R. López Vázquez iba a ser el protagonista de El verdugo. Pero una era coproducción con Italia y me impusieron a Nino Manfredi, que lo hizo muy bien, pero se veía que no era español. ¡Cómo se ponía el sombrero José Luis no se la ponía nadie! Una vez hicimos Azcona y yo un guión para un corto que iba a ir en una película que firmaríamos cuatro directores, sobre fábulas de Lafontaine. Sólo Azcona y yo cumplimos el encargo, y López Vázquez era un organillero. ¡Era genial! Cómo improvisa, qué genial actor cómico. Si se producía una ruptura en el rodaje, él cambiaba sobre la marcha, y ya estaba otra vez en el papel. Aleixandre no improvisaba. Pero a lo largo de las películas él te iba proporcionando, con su voz peculiar, como una música especial, era un acompañamiento maravilloso.
P. Él se enfadó con usted en Tamaño natural.
R. Todos se enfadaron conmigo, y me llamaron hijo de puta. Pero yo lo recibo muy bien porque sé que en el fondo nos queremos. Creo que he quedado bien con todos ellos. Con doscientos o trescientos que he tenido a mis órdenes a lo largo de mi vida me habré cabreado con cuatro o cinco, y nunca españoles.
P. ¿Qué películas suyas ama?
R. Yo no jerarquizo. Jerarquizar es vanidoso, ya te lo he dicho.
P. ¿Y directores o películas que le hayan influido?
R. Me ha gustado siempre el humor, y debe haber cuarenta que me hayan impresionado, pero las que tengo en un altar son To be or not to be, de Lubitsch, y El apartamento, de Billy Wilder, que es maravillosa, es la mejor cosa que se ha hecho a todos los niveles...
P. Hablando con usted uno parece estar usando el plano secuencia que tan famoso le ha hecho, como si todos los personajes que son usted mismo se manifestaran al mismo tiempo...
R. El plano secuencia lo usé porque me aburría cambiar luces, planos. Fue por pereza. Le dije al operador: vamos a empezar aquí y vamos siguiendo al actor, y luego al otro actor, y mientras hable tú le sigues, hasta que tropieces y entonces paramos. Era para liberarme de la pereza. Y me enamoré mucho de esa técnica.
P. Dice usted que su vida ha sido una lucha entre la corrección y el desmadre...
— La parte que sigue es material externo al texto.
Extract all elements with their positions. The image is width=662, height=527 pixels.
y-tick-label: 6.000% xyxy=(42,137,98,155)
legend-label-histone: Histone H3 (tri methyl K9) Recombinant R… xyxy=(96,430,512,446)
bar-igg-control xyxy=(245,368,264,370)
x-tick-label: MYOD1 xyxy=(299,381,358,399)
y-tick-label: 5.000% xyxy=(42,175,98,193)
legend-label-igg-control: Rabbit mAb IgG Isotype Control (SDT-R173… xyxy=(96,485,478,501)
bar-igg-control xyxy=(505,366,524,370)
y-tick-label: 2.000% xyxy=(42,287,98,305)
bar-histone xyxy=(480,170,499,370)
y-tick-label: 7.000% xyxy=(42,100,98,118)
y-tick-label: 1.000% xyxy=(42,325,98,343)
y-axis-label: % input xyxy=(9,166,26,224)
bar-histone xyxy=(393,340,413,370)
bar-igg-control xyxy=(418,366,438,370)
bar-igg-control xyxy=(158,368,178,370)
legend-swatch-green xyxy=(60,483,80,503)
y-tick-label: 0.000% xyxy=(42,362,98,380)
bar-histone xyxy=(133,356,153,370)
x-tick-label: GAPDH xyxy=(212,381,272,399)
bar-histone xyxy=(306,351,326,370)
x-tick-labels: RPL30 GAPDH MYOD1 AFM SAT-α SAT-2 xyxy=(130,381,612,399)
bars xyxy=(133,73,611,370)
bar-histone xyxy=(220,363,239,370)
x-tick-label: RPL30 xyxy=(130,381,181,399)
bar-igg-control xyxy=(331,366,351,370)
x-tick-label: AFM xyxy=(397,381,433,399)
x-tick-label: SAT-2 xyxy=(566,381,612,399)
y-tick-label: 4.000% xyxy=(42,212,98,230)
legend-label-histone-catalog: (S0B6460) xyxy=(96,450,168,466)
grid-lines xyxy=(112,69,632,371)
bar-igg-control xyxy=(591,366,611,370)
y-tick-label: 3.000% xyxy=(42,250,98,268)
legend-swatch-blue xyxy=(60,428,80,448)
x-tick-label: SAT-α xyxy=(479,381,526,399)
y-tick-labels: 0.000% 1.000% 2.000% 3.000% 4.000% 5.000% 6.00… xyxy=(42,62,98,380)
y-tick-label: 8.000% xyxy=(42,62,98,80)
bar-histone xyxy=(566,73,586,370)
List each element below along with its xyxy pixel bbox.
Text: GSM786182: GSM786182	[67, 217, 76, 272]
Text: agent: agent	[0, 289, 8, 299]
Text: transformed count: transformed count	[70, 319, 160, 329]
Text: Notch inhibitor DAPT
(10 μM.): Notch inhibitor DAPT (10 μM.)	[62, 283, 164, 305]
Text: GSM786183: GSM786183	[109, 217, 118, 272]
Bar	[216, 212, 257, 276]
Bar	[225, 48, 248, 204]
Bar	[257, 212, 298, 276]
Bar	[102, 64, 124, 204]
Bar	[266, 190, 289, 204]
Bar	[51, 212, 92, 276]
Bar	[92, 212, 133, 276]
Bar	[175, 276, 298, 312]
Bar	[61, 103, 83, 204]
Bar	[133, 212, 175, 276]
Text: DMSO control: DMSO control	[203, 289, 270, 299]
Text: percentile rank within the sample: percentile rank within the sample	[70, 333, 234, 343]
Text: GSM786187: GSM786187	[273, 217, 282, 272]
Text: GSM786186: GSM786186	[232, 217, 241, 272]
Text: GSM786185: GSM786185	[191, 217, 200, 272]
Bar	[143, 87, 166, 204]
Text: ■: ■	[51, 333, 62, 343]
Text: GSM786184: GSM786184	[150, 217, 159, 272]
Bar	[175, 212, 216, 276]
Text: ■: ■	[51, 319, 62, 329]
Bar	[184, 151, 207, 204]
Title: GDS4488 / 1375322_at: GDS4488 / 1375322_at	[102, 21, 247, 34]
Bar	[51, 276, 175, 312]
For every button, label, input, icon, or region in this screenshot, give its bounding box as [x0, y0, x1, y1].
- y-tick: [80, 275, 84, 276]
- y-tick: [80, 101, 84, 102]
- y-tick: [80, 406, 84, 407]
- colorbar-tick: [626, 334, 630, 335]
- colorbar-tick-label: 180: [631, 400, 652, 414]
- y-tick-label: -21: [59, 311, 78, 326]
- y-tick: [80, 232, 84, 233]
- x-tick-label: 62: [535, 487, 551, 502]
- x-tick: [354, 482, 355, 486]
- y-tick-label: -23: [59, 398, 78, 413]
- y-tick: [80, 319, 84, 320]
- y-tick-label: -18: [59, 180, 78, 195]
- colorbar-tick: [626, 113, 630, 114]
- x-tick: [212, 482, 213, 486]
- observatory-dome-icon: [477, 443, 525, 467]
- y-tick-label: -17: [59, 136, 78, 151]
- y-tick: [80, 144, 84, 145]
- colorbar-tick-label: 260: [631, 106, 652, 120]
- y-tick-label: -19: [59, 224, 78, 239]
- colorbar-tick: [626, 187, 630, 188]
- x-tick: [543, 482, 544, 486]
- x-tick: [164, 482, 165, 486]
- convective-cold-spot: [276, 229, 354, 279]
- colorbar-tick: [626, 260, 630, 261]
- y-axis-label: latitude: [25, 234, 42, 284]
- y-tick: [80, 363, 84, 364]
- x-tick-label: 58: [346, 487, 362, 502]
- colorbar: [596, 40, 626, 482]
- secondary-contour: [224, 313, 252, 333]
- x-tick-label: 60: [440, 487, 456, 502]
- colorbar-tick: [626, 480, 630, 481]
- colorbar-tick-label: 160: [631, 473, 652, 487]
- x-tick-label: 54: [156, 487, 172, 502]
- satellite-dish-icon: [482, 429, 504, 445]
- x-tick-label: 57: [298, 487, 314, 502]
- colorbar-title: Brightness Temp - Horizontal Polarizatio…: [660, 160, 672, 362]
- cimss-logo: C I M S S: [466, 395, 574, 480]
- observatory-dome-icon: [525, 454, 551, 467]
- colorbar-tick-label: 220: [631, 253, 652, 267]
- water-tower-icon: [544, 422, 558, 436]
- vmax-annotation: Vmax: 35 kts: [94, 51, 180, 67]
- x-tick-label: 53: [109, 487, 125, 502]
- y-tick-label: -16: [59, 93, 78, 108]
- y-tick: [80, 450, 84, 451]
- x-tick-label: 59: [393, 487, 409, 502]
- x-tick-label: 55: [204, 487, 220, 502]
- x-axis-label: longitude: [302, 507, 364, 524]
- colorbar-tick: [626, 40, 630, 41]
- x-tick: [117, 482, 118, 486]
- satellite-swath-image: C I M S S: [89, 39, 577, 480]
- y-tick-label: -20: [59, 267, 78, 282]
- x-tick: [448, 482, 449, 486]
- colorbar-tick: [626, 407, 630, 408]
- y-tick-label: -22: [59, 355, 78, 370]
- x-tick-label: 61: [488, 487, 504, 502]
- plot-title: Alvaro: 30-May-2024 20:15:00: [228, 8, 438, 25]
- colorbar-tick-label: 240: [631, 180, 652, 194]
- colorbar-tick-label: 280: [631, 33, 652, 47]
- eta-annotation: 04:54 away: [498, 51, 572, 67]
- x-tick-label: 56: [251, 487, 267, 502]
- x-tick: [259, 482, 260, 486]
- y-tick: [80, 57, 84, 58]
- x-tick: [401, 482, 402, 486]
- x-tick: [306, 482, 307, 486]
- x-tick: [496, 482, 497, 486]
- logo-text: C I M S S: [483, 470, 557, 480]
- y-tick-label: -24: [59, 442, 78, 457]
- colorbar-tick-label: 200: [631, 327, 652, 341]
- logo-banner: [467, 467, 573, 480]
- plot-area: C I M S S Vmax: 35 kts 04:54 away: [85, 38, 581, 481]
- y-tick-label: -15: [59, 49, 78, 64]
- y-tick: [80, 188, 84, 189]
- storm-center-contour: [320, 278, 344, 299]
R. Todo el mundo se tambalea entre seguir las reglas o desobedecerlas. Me gustaría que me dejaran ser enteramente libertario. Se empeñan en que sea más pepero que Rajoy o más socialista que Zapatero, y yo lo que quiero ser es un anarquista... Una cosa muy jodida.
P. ¿Y qué se siente usted?
R. Yo me intenté hacer del Partido Egoísta, que creó Tucker, el de los coches, en Estados Unidos. Cuando me quise hacer, ya se había disuelto. Y me quise hacer ciudadano del mundo. Y así me siento, ciudadano del mundo. Cuando acabó la guerra quise hacer una tertulia de falangistas y de anarquistas, y de otros partidos, estaba en esa tertulia Pepe Martínez, a quien ayudamos a salir a Barcelona, y luego creó Ruedo Ibérico. Se nos juntó también Pepe Hierro. Y era una tertulia en la que no había aquel aire cruento que hubo en la guerra. Ahora ya no puede haber tertulias así. Los que menos me gustaban entonces eran los comunistas, pero cuánto lucharon, con Bardem a la cabeza, para que me hiciera del partido. Hasta que dijeron: "Con Berlanga no podemos". Iba contra mi manera de ser todo aquel reglamento que tenían los comunistas.
P. ¿Qué hace ahora?
R. Estoy metido en La Ciudad de La Luz, en Alicante. Son unos grandes estudios. Ya se está rodando La dama boba, de Manuel Iborra, la primera película que se hace allí. Intenté montar esa ciudad del cine con Tierno. Y no salió. Y después de muchas vicisitudes salió en la Comunidad Valenciana; primero Joan Lerma [presidente socialista de la Comunidad] dijo que sí, pero no se pusieron a hacerlo, hasta que llegó [Eduardo] Zaplana y dijo adelante, y estamos terminando.
P. ¿Nada de cine?
R. Nada.
P. Así que no se siente ni Sancho ni Quijote...
R. No tengo nada del Quijote. Yo creo que soy el único español que no debió pasar de la página tercera del Quijote.